Kerry canceled plans to visit Abbas in the West Bank on Wednesday, but he spoke by phone with both Abbas and Israeli Prime Minister Benjamin Netanyahu.

US diplomats do not want the Palestinians to seek greater recognition for a Palestinian state through the United Nations because they say that, ultimately, any viable sovereign Palestinian state must arise from talks with the Israelis, whose military occupies much of the West Bank and who maintain a naval and land blockade of the Gaza Strip.

Neither side has informed chief US envoy Martin Indyk that they want to quit, according to a US official who spoke on the condition of anonymity because of the delicacy of the discussions.
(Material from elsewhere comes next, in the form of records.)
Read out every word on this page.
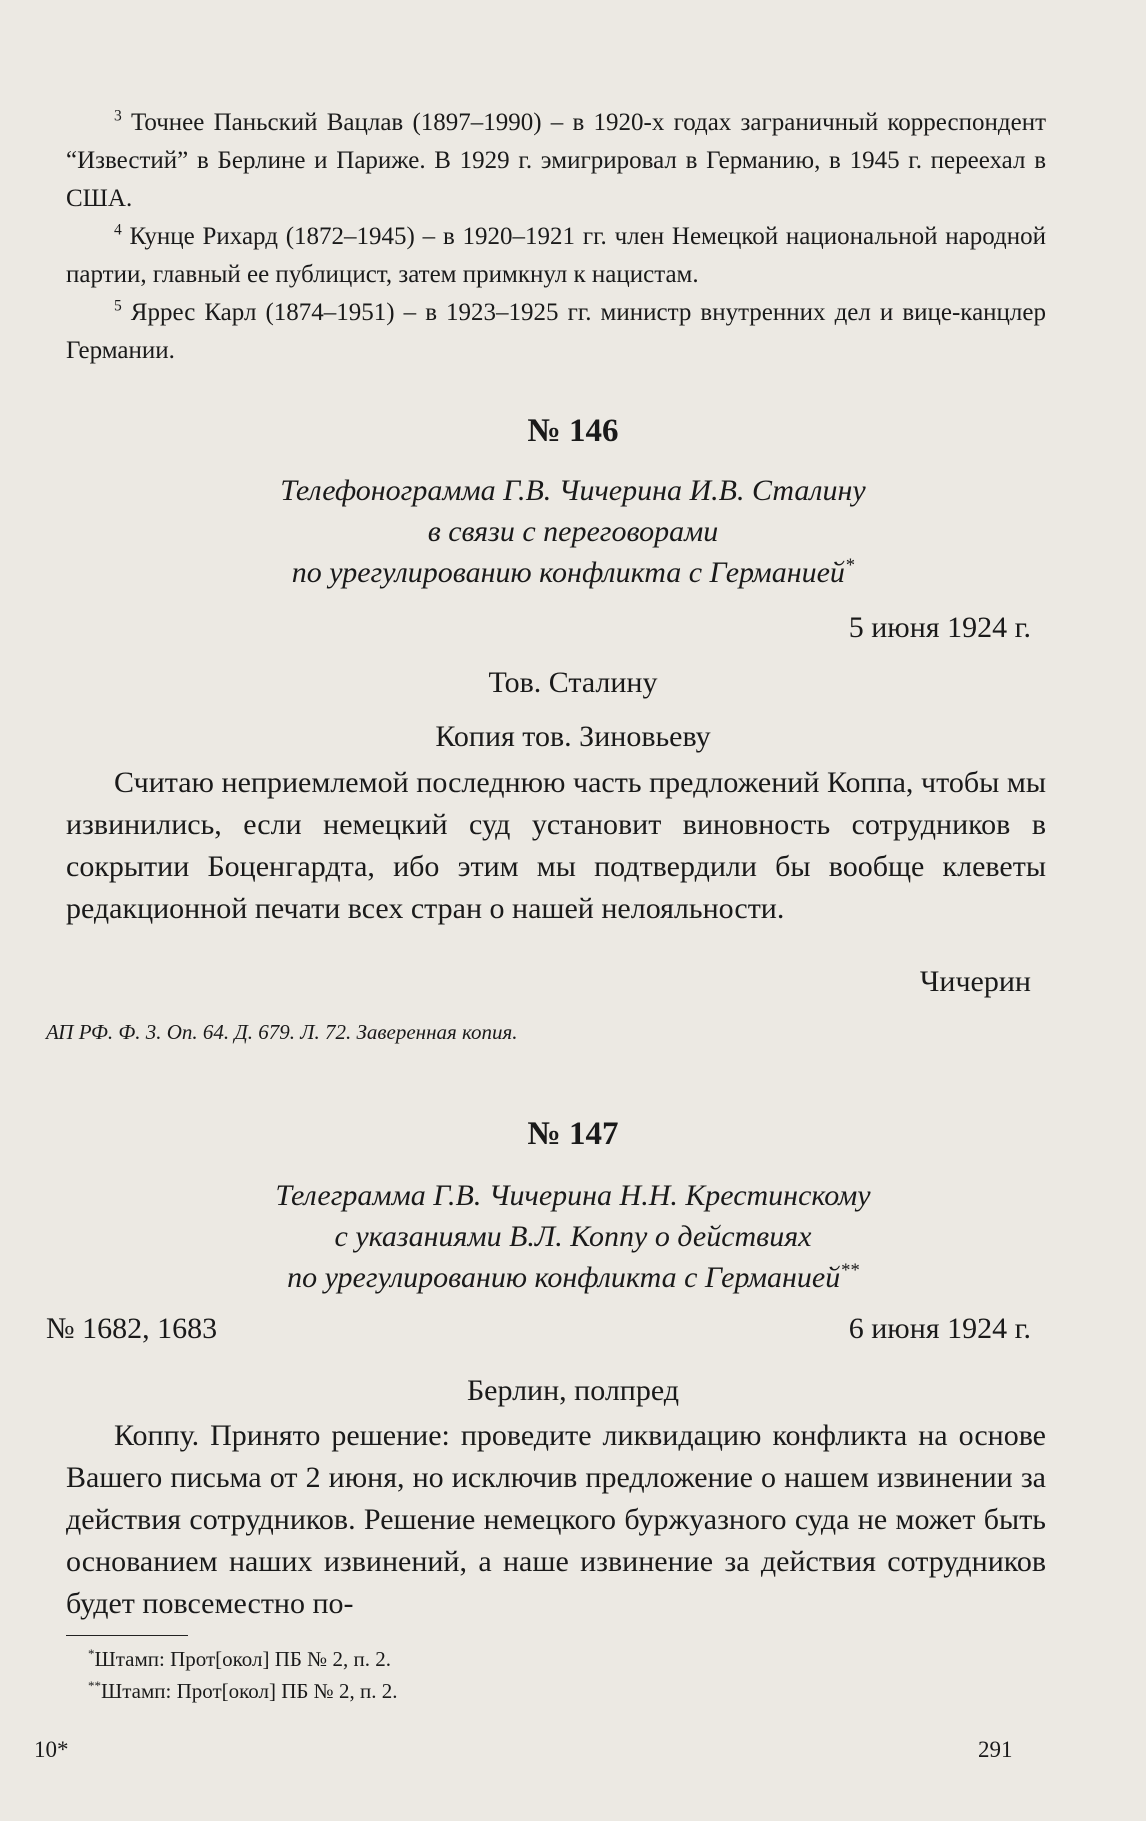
$^3$ Точнее Паньский Вацлав (1897–1990) – в 1920-х годах заграничный корреспондент “Известий” в Берлине и Париже. В 1929 г. эмигрировал в Германию, в 1945 г. переехал в США.

$^4$ Кунце Рихард (1872–1945) – в 1920–1921 гг. член Немецкой национальной народной партии, главный ее публицист, затем примкнул к нацистам.

$^5$ Яррес Карл (1874–1951) – в 1923–1925 гг. министр внутренних дел и вице-канцлер Германии.

№ 146
Телефонограмма Г.В. Чичерина И.В. Сталину
в связи с переговорами
по урегулированию конфликта с Германией*
5 июня 1924 г.
Тов. Сталину
Копия тов. Зиновьеву

Считаю неприемлемой последнюю часть предложений Коппа, чтобы мы извинились, если немецкий суд установит виновность сотрудников в сокрытии Боценгардта, ибо этим мы подтвердили бы вообще клеветы редакционной печати всех стран о нашей нелояльности.

Чичерин
АП РФ. Ф. 3. Оп. 64. Д. 679. Л. 72. Заверенная копия.
№ 147
Телеграмма Г.В. Чичерина Н.Н. Крестинскому
с указаниями В.Л. Коппу о действиях
по урегулированию конфликта с Германией**
№ 1682, 1683	6 июня 1924 г.
Берлин, полпред

Коппу. Принято решение: проведите ликвидацию конфликта на основе Вашего письма от 2 июня, но исключив предложение о нашем извинении за действия сотрудников. Решение немецкого буржуазного суда не может быть основанием наших извинений, а наше извинение за действия сотрудников будет повсеместно по-

*Штамп: Прот[окол] ПБ № 2, п. 2.
**Штамп: Прот[окол] ПБ № 2, п. 2.
10*	291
There was no official word Wednesday from Netanyahu about the Palestinian moves.

Israeli opposition leader Isaac Herzog said neither side should walk away. But some members of Netanyahu’s coalition government said the Palestinians should be punished.

‘‘They will pay a heavy price,’’ Tourism Minister Uzi Landau said on Israel Radio.

Kerry had sought Tuesday to play down the severity of the breach and said the immediate goal is to find ways to keep the two sides talking. A senior administration official in Washington said Kerry has gone as far as he can as mediator, absent major decisions by the parties themselves.

Abbas’s announcement Tuesday spelled out a plan to sign letters to allow the Palestinians to become a party to 15 multilateral treaties and conventions administered by the United Nations, a right that he said belonged to the Palestinians after they were granted ‘‘non-member observer state’’ status at the United Nations in 2012.


Abbas said signing the treaties has nothing to do with the peace process and only helps form the basis of a future, sovereign state of Palestine.

The treaties support the rights of women, children, those with disabilities and civilians in wartime. Other protocols deal with genocide, consular relations, and apartheid.

It was not clear whether Abbas’s move was part of negotiating brinksmanship or a fundamental shift away from talks with Israel. The Palestinian leader has been under heavy domestic pressure to abandon the negotiations, especially after Israel reneged on its promise to release the prisoners.